В его глазах плескалась такая боль, что Сильвану, как всегда, стало не по себе.
– Слушай, я… это… ты извини, я не специально. Ну, то есть специально, но это как бы не против тебя… я против тебя ничего не имею…
Сильван ненавидел себя в эти мгновения. Какого Темного он оправдывается, зачем все это говорит? Но почему-то не мог остановиться и долго бы еще нес чушь, если бы его не окликнули. Он повернулся и почти побежал на зов, радуясь предлогу прекратить мучительный разговор.
Зажал меч и кинжал под мышкой, стянул шлем. Легкие, темные волосы вились крупными кольцами и под шлемом страшно путались. Он на ходу попытался их пригладить, чуть не выронил оружие и яростно выругался.

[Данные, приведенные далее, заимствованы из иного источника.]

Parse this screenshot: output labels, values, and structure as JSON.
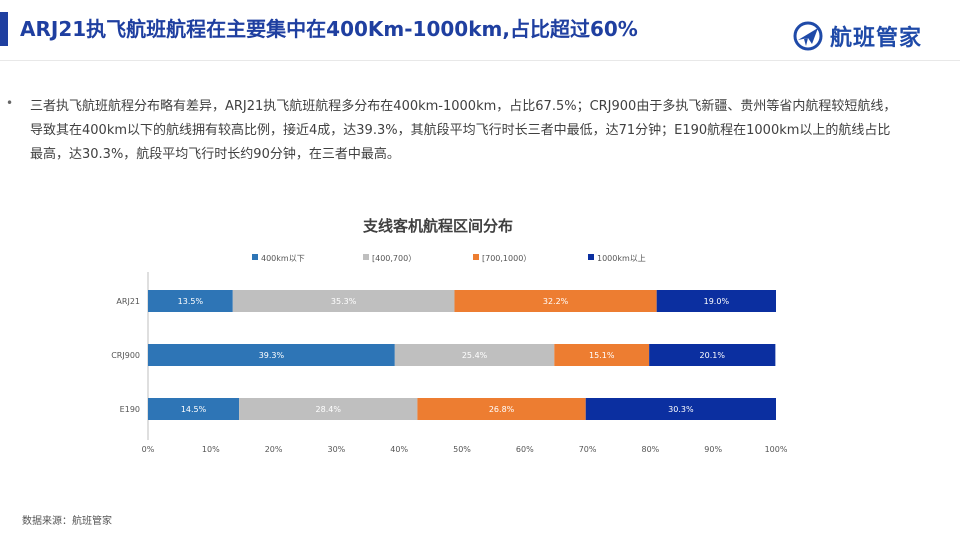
{
  "header": {
    "title": "ARJ21执飞航班航程在主要集中在400Km-1000km,占比超过60%",
    "logo_text": "航班管家",
    "accent_color": "#1f3fa0"
  },
  "body": {
    "bullet": "•",
    "description": "三者执飞航班航程分布略有差异，ARJ21执飞航班航程多分布在400km-1000km，占比67.5%；CRJ900由于多执飞新疆、贵州等省内航程较短航线，导致其在400km以下的航线拥有较高比例，接近4成，达39.3%，其航段平均飞行时长三者中最低，达71分钟；E190航程在1000km以上的航线占比最高，达30.3%，航段平均飞行时长约90分钟，在三者中最高。"
  },
  "footer": {
    "source": "数据来源：航班管家"
  },
  "chart_data": {
    "type": "bar",
    "orientation": "horizontal",
    "stacked": true,
    "title": "支线客机航程区间分布",
    "categories": [
      "ARJ21",
      "CRJ900",
      "E190"
    ],
    "series": [
      {
        "name": "400km以下",
        "color": "#2e75b6",
        "values": [
          13.5,
          39.3,
          14.5
        ]
      },
      {
        "name": "[400,700）",
        "color": "#bfbfbf",
        "values": [
          35.3,
          25.4,
          28.4
        ]
      },
      {
        "name": "[700,1000）",
        "color": "#ed7d31",
        "values": [
          32.2,
          15.1,
          26.8
        ]
      },
      {
        "name": "1000km以上",
        "color": "#0b2fa0",
        "values": [
          19.0,
          20.1,
          30.3
        ]
      }
    ],
    "xlim": [
      0,
      100
    ],
    "x_ticks": [
      "0%",
      "10%",
      "20%",
      "30%",
      "40%",
      "50%",
      "60%",
      "70%",
      "80%",
      "90%",
      "100%"
    ],
    "legend_position": "top",
    "grid": false
  }
}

– Позвольте мне, мастер Сильван.
Тотчас руки освободились, и он вздохнул с облегчением.
– Ты как раз вовремя.
Роберт Альди чуть заметно улыбнулся. Невысокий, плотный, с грубым одутловатым лицом и маленькими темными глазками, всегда в какой-то неприметной одежде – на вид типичный крестьянин-хитрован, способный в пять минут втюхать свой товар городскому разине. Но двигался он так, словно на пути в любую секунду могло возникнуть препятствие, и он был готов его обогнуть изящным, точным движением. Сильван перенял у него эту повадку профессионального мечника.
Роберту было за пятьдесят, последние десять лет он обучал искусству поединка Сильвана и его старшего брата Дарси. Возраст уже сказывался на его мастерстве – возможно, поэтому он безропотно согласился на не слишком-то почетную роль телохранителя.
Его постоянное присутствие досаждало Сильвану, но он нажил слишком много врагов, чтобы ходить по городу без защиты. И понимал, что его ловкие приемы годятся для Круга, но не для уличной драки.
Они вышли из Круга, и на Сильвана навалились со всех сторон. Его трясли, хлопали по спине, жали руку и снова трясли и хлопали. Он шипел от боли в боку, но старательно хохотал, хлопал по спинам в ответ, отпускал шутки и отвечал на них. Потом сгреб обеими руками ближайших девчонок и так притиснул к себе, что они заверещали.
– Ага, попались!
Девицы буквально повисли на Сильване.
– Полегче, полегче, – в который раз произнес Роберт за его спиной, – он же ранен.
– Ой, Робби, не нуди, – отмахнулся Сильван, – сегодня мой день, девочки! Будем праздновать! Угощаю любого, кто расскажет, как я сегодня смотрелся в Круге! Без исключений! За лучшую историю даю десять пластов!
Вокруг одобрительно заревели, и толпа потащила Сильвана с площади.
Стояла поздняя осень, и каждый день был свежим, как ледяное яблоко в саду на рассвете. Деревья почти совсем облетели, рябина на голых ветках даже на вид казалась горькой.